Kíli looks up from her disheveled copper head, apparently noticing his uncle for the first time. Fíli, too, has opened his own door and stands peering at his brother and the elf.

"It's nothing to worry you. She only needs me," Kíli tells them.

This is apparently explanation enough for Fíli, who nods in sleepy recognition and disappears back to bed.

Yet Thorin stands watching them, still seeking what Fíli has seen so easily.

Tauriel's distress is real; Thorin can see that clearly enough. She has come here, careless of the inconvenience and impropriety of the hour, seeking the comfort only one person can give her. Under Kíli's hands, she has soothed as readily as a frightened child in a parent's arms, and Thorin can no longer doubt there is a true connection between her and his nephew.

Her arms wound about Kíli and her head pressed to his heart, Tauriel holds him as if he is the one thing anchoring her in this moment; as if the world, with all its shocks and uncertainties, would be all too much to bear without him. This is not the poised elven outsider, cool and controlled and incomprehensible, that Thorin has always seen. She is simply a woman, vulnerable and real and very much in love with Kíli.

Thorin no longer wonders why she stays here, in this mountain among strangers. Oddly and yet truly enough, this is where she belongs.

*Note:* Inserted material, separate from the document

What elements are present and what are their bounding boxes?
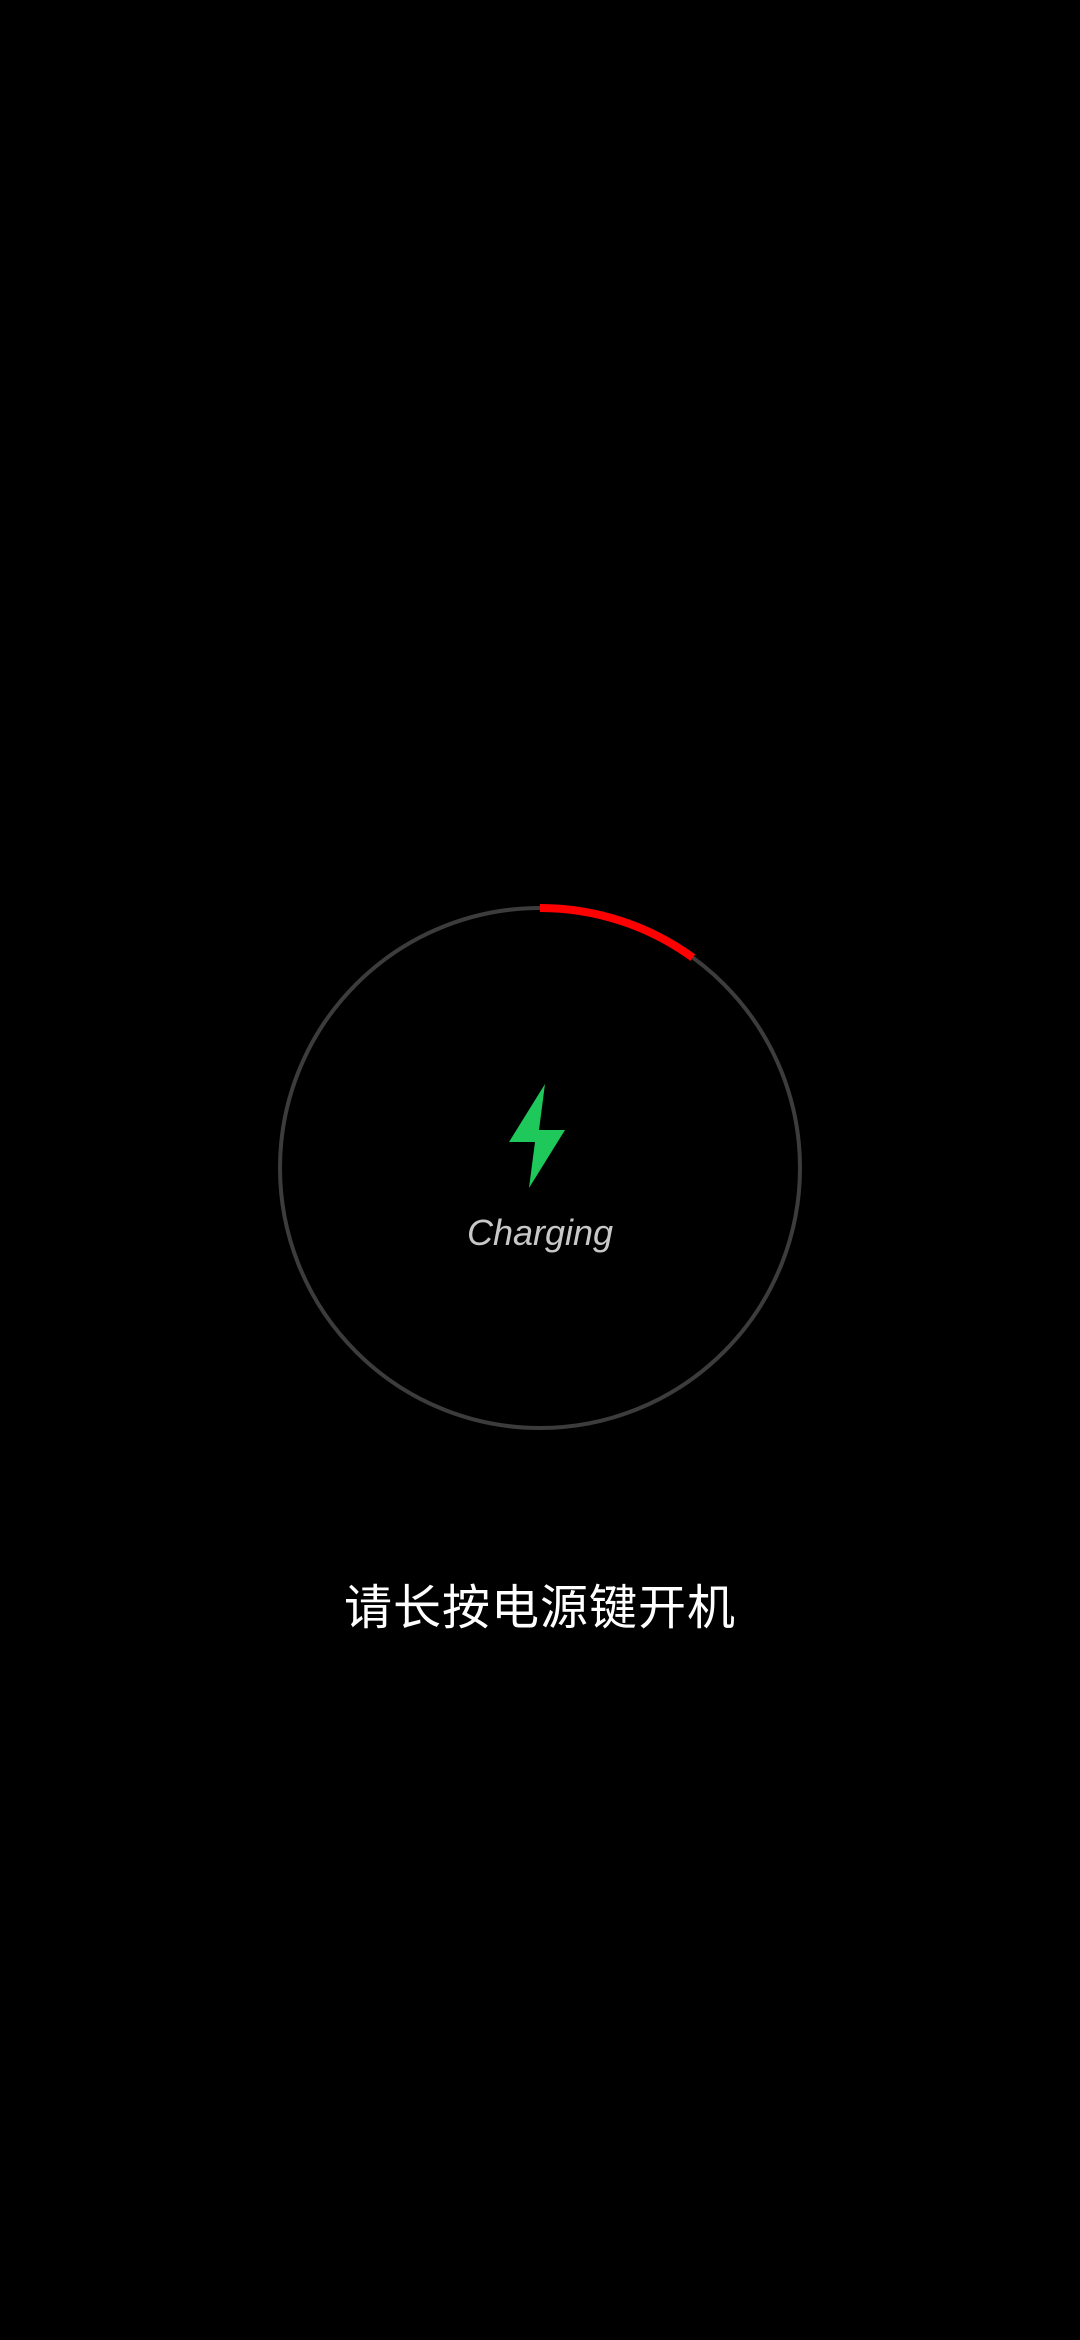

Kíli is right; they need only each other. "I trust you to handle this appropriately," Thorin pronounces, the words in Khuzdul and the message meant for Kíli alone: they are free to find their comfort in one another, provided that they remain within the bounds of propriety, which in this particular context means Kíli is barred from inviting her to his bed.

From his brief flicker of a smile as he nods, Kíli appears to catch Thorin's intent.

Satisfied, Thorin leaves them then, and with the very odd feeling that tonight has both revealed and resolved some crucial flaw in Erebor's wellbeing, he returns to bed.